Once upon a time, I had a boss who loved to mention his “personal friend, governor John Ashcroft.” He did it all the time. One time, during a meeting, where our boss once again, referred to his “personal friend governor John Ashcroft” a friend of mine leaned over and muttered behind his hand, “What was that name again?” I snorted out loud.
I don’t know that I’m one of those guys or not, but at the risk of being accused of importance by proxy, I’d like to mention my personal friend Jeff Brady. We were acquaintances in high school. He was a small, mousy guy with big glasses and hair piled atop his head. He always greeted me in a friendly enough way, although it seemed to me he didn’t smile too much. I could understand that. Lots of us didn’t smile too much in Gold Beach High School. He was a year older than me which, to my mind, meant he was far more important than me.
I graduated high school, and then college, and went on to work in churches, and then in libraries, and then in coffee shops. Jeff ran a grocery store, and then, of all things, began working for Oregon Public Radio. These days he works for NPR. Squidward Tentacles and I are his biggest, snootiest fans. He works the energy beat, so if you’ve ever heard an NPR story about fracking cylons and it’s referring to the residents of Williston, North Dakota, and not Battlestar Galactica, you’ve probably heard THE VOICE OF JEFF!!! coming through the airwaves.

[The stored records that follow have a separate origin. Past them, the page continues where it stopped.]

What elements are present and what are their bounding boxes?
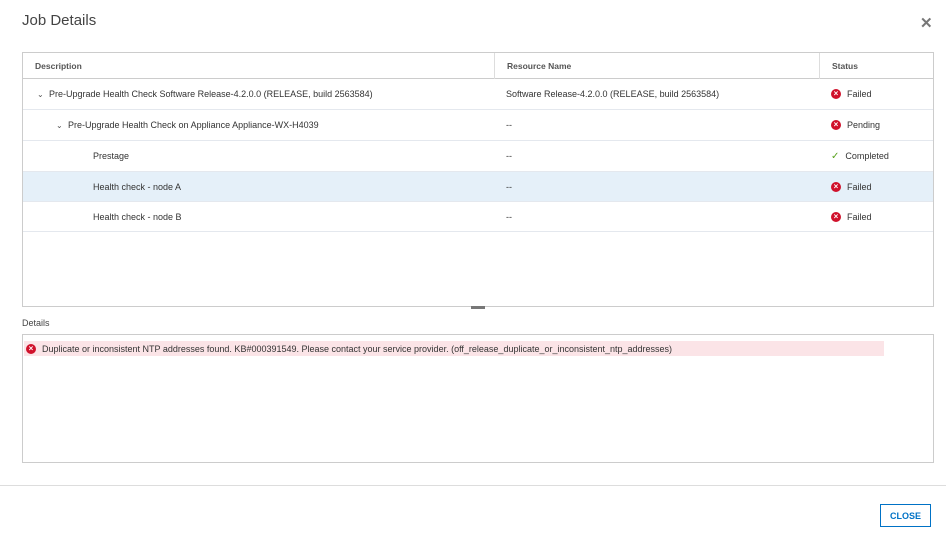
chevron-down-icon[interactable]: ⌄	[56, 121, 68, 130]
resource-name: Software Release-4.2.0.0 (RELEASE, build…	[506, 89, 720, 99]
close-icon[interactable]: ✕	[920, 14, 933, 32]
error-icon: ×	[831, 211, 841, 222]
column-header-description[interactable]: Description	[23, 53, 494, 79]
footer-divider	[0, 485, 946, 486]
description: Health check - node A	[93, 181, 182, 192]
description: Pre-Upgrade Health Check Software Releas…	[49, 89, 373, 99]
check-icon: ✓	[831, 150, 840, 162]
close-button[interactable]: CLOSE	[880, 504, 931, 527]
error-message: × Duplicate or inconsistent NTP addresse…	[24, 341, 884, 356]
details-label: Details	[22, 318, 50, 328]
table-row[interactable]: Prestage -- ✓ Completed	[23, 141, 933, 172]
error-icon: ×	[831, 120, 841, 130]
chevron-down-icon[interactable]: ⌄	[37, 90, 49, 99]
error-icon: ×	[26, 343, 36, 354]
error-text: Duplicate or inconsistent NTP addresses …	[42, 343, 673, 354]
table-row[interactable]: ⌄ Pre-Upgrade Health Check on Appliance A…	[23, 110, 933, 141]
grid-header: Description Resource Name Status	[23, 52, 933, 79]
description: Health check - node B	[93, 211, 182, 222]
resize-handle[interactable]	[471, 306, 485, 309]
resource-name: --	[506, 120, 512, 130]
dialog-title: Job Details	[22, 12, 97, 29]
resource-name: --	[506, 181, 512, 192]
column-header-status[interactable]: Status	[819, 52, 933, 79]
status: Pending	[847, 120, 881, 130]
column-header-resource-name[interactable]: Resource Name	[494, 52, 819, 79]
job-tree-grid: Description Resource Name Status ⌄ Pre-Up…	[22, 52, 934, 307]
resource-name: --	[506, 151, 512, 161]
table-row[interactable]: Health check - node B -- × Failed	[23, 202, 933, 232]
description: Prestage	[93, 151, 130, 161]
status: Failed	[847, 181, 872, 192]
description: Pre-Upgrade Health Check on Appliance Ap…	[68, 120, 319, 130]
status: Failed	[847, 211, 872, 222]
status: Completed	[845, 151, 889, 161]
table-row-selected[interactable]: Health check - node A -- × Failed	[23, 172, 933, 202]
details-panel: × Duplicate or inconsistent NTP addresse…	[22, 334, 934, 463]
error-icon: ×	[831, 181, 841, 192]
status: Failed	[847, 89, 872, 99]
error-icon: ×	[831, 89, 841, 99]
resource-name: --	[506, 211, 512, 222]
table-row[interactable]: ⌄ Pre-Upgrade Health Check Software Relea…	[23, 79, 933, 110]
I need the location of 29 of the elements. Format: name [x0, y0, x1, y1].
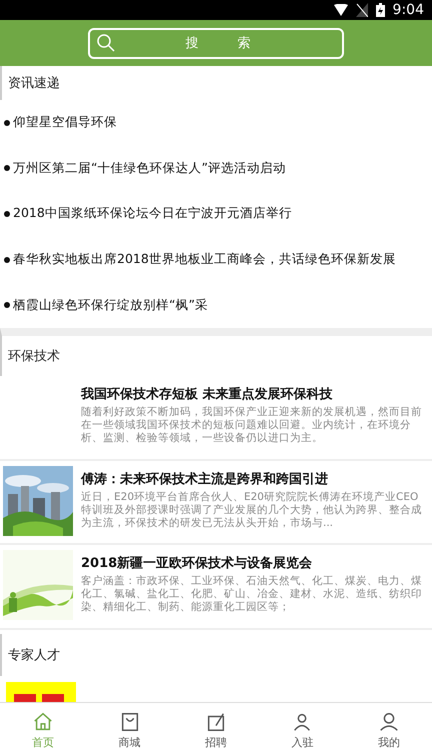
article-summary: 近日，E20环境平台首席合伙人、E20研究院院长傅涛在环境产业CEO特训班及外部授课时强调了产业发展的几个大势，他认为跨界、整合成为主流，环保技术的研发已无法从头开始，市场与... [81, 490, 423, 530]
article-title[interactable]: 2018新疆一亚欧环保技术与设备展览会 [81, 550, 428, 572]
news-link[interactable]: 栖霞山绿色环保行绽放别样“枫”采 [13, 296, 208, 314]
wifi-icon [334, 4, 348, 16]
bullet-icon [4, 120, 10, 126]
tab[interactable]: 招聘 [172, 703, 260, 751]
battery-icon [376, 3, 385, 17]
tab[interactable]: 商城 [86, 703, 173, 751]
news-link[interactable]: 2018中国浆纸环保论坛今日在宁波开元酒店举行 [13, 205, 292, 222]
article-summary: 客户涵盖：市政环保、工业环保、石油天然气、化工、煤炭、电力、煤化工、氯碱、盐化工、化肥、矿山、冶金、建材、水泥、造纸、纺织印染、精细化工、制药、能源重化工园区等； [81, 575, 423, 614]
section-title: 资讯速递 [8, 75, 60, 92]
bullet-icon [4, 165, 10, 172]
status-time: 9:04 [392, 2, 424, 18]
news-link[interactable]: 仰望星空倡导环保 [13, 114, 117, 132]
news-link[interactable]: 万州区第二届“十佳绿色环保达人”评选活动启动 [13, 160, 286, 177]
signal-icon [356, 3, 368, 17]
bullet-icon [4, 256, 10, 263]
news-link[interactable]: 春华秋实地板出席2018世界地板业工商峰会，共话绿色环保新发展 [13, 251, 396, 268]
section-title: 环保技术 [8, 348, 60, 365]
article-title[interactable]: 我国环保技术存短板 未来重点发展环保科技 [81, 380, 428, 403]
article-summary: 随着利好政策不断加码，我国环保产业正迎来新的发展机遇，然而目前在一些领域我国环保技术的短板问题难以回避。业内统计，在环境分析、监测、检验等领域，一些设备仍以进口为主。 [81, 406, 423, 445]
article-title[interactable]: 傅涛：未来环保技术主流是跨界和跨国引进 [81, 466, 428, 488]
section-title: 专家人才 [8, 647, 60, 664]
tab[interactable]: 入驻 [259, 703, 346, 751]
tab[interactable]: 我的 [346, 703, 432, 751]
bullet-icon [4, 302, 10, 308]
search-field[interactable]: 搜 索 [88, 28, 344, 58]
bullet-icon [4, 210, 10, 217]
search-icon [97, 34, 115, 52]
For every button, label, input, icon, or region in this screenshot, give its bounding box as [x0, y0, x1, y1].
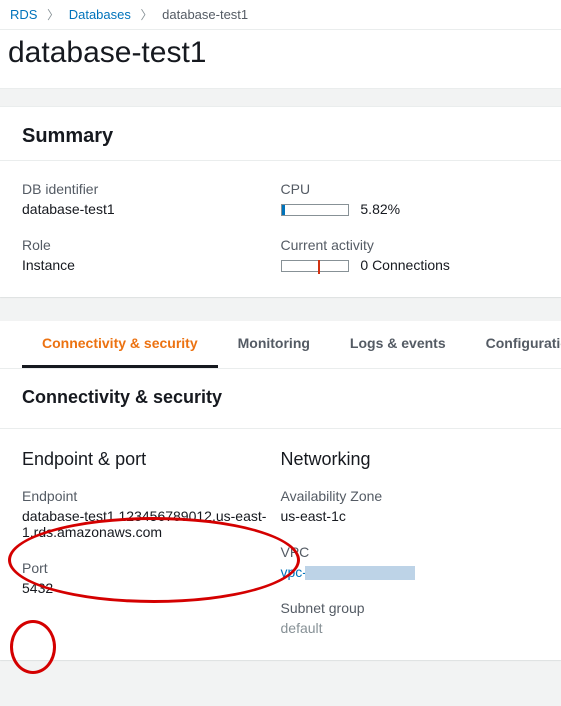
activity-text: 0 Connections	[360, 257, 450, 273]
connectivity-heading: Connectivity & security	[22, 387, 539, 408]
summary-heading: Summary	[22, 125, 539, 148]
tab-monitoring[interactable]: Monitoring	[218, 321, 330, 368]
cpu-percent: 5.82%	[360, 201, 400, 217]
tab-logs[interactable]: Logs & events	[330, 321, 466, 368]
vpc-link[interactable]: vpc-	[281, 564, 307, 580]
activity-value: 0 Connections	[281, 257, 528, 273]
endpoint-port-heading: Endpoint & port	[22, 449, 269, 470]
activity-label: Current activity	[281, 237, 528, 253]
activity-meter-icon	[281, 260, 349, 272]
vpc-value: vpc-	[281, 564, 528, 580]
cpu-meter-icon	[281, 204, 349, 216]
az-label: Availability Zone	[281, 488, 528, 504]
db-identifier-value: database-test1	[22, 201, 269, 217]
endpoint-value: database-test1.123456789012.us-east-1.rd…	[22, 508, 269, 540]
db-identifier-label: DB identifier	[22, 181, 269, 197]
az-value: us-east-1c	[281, 508, 528, 524]
chevron-right-icon: 〉	[141, 8, 153, 22]
role-value: Instance	[22, 257, 269, 273]
port-value: 5432	[22, 580, 269, 596]
breadcrumb-rds[interactable]: RDS	[10, 7, 37, 22]
summary-panel: Summary DB identifier database-test1 Rol…	[0, 107, 561, 297]
networking-heading: Networking	[281, 449, 528, 470]
tab-connectivity[interactable]: Connectivity & security	[22, 321, 218, 368]
breadcrumb-current: database-test1	[162, 7, 248, 22]
vpc-label: VPC	[281, 544, 528, 560]
vpc-redacted-icon	[305, 566, 415, 580]
tabs: Connectivity & security Monitoring Logs …	[0, 321, 561, 369]
chevron-right-icon: 〉	[47, 8, 59, 22]
breadcrumb: RDS 〉 Databases 〉 database-test1	[0, 0, 561, 30]
tab-configuration[interactable]: Configuration	[466, 321, 561, 368]
subnet-label: Subnet group	[281, 600, 528, 616]
endpoint-label: Endpoint	[22, 488, 269, 504]
role-label: Role	[22, 237, 269, 253]
connectivity-panel: Connectivity & security Endpoint & port …	[0, 369, 561, 660]
breadcrumb-databases[interactable]: Databases	[69, 7, 131, 22]
subnet-value: default	[281, 620, 528, 636]
cpu-value: 5.82%	[281, 201, 528, 217]
port-label: Port	[22, 560, 269, 576]
page-title: database-test1	[0, 30, 561, 89]
cpu-label: CPU	[281, 181, 528, 197]
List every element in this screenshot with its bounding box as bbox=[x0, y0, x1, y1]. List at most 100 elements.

I’m sure he smiles a lot more these days, since he’s met the love of his life. That’s right. Rosie the News Cat. She keeps it real, people.
I want to admit, I’ve never paid much attention to the energy scene because–my opinions are my own on this matter–I can’t seem to dredge up much interest. As long as I pay my power bills, and pollution is (generally) under control in my neighborhood, and gas prices are low, I don’t think about it much. Jeff, on the other hand, goes to solar and wind farms. He visits the oil sands in Alberta. He’s been to far-flung locations like Nevada, West Virginia, and Edmonton, and Louisiana. I bet he ate beignets too, the lucky bastard. Rosie and I are in agreement here: Jeff should share his food with us.
And I’ve been here, typing words onto my blog and ignoring Energy, except when Jeff points it out to me on the radio.
So yesterday, when he told me he had a project, I gave it a listen. It is a podcast about energy, with a twist. He’s doing a yet-unnamed series about taking the environment away from the environmentalists, at least where energy is concerned.
So, Jeff’s new podcast introduces us to a welder in Canada who, while a self-proclaimed environmentalist, still works in the heart of the industry. The guy is an interesting character study. He was a fervent born-again Christian, and a skateboarder, he once had his buddies pour gasoline on him and set him on fire: you know, just your average Joe, except his name is Liam.
Liam became aware of the environmental movement through Al Gore’s Powerpoint-turned-film, *An Inconvenient Truth*, and realized it was a cause he believed in. He also believed he didn’t want to eat from dumpsters, and took a job as a welder in the oil sands in Canada. Liam found many people like himself, who live with this tension: they don’t want to ruin the environment, but they need the money.
Liam has recently begun an organization that allows tradespeople in the oil industry to find jobs and training in clean energy alternatives. A welder can be hooked up with a job on a wind farm, for example. Or a driver can work at a solar farm.
Jeff and I have both agreed on one point, without realizing it. Folks who want to save the environment control the environmental dialogue. When a news story on fracking is run, it’s not about fracking (sending huge amounts of water into the earth, to crack it open hydraulically and get to what’s underneath), but about the fracking debate: the folks with the signs, and the ones just trying to earn a buck so their family can get by. I mentioned the same weakness in the coverage over the Northern Spotted Owl yesterday. It’s easier to make an enemy, rather than face the issue, which is, of course “how do we get what we want without wrecking pretty much everything?”
It is the focus of Jeff’s new podcast, as well as an admirable venture. It’s well done–comparable to the stuff RadioLab does. I look forward to listening to his series of six podcasts, and hope that he teaches me something. I also hope that the media dialog moves from the obstructionist, classist stories of environmentalist versus the little guy, to the story of actually *doing* something that we can all agree with: in two hundred years, we all want an earth that our descendants can actually live on.
Have I recently mentioned my good friend Jeff Brady? Yeah, he should feed Rosie the News Cat more.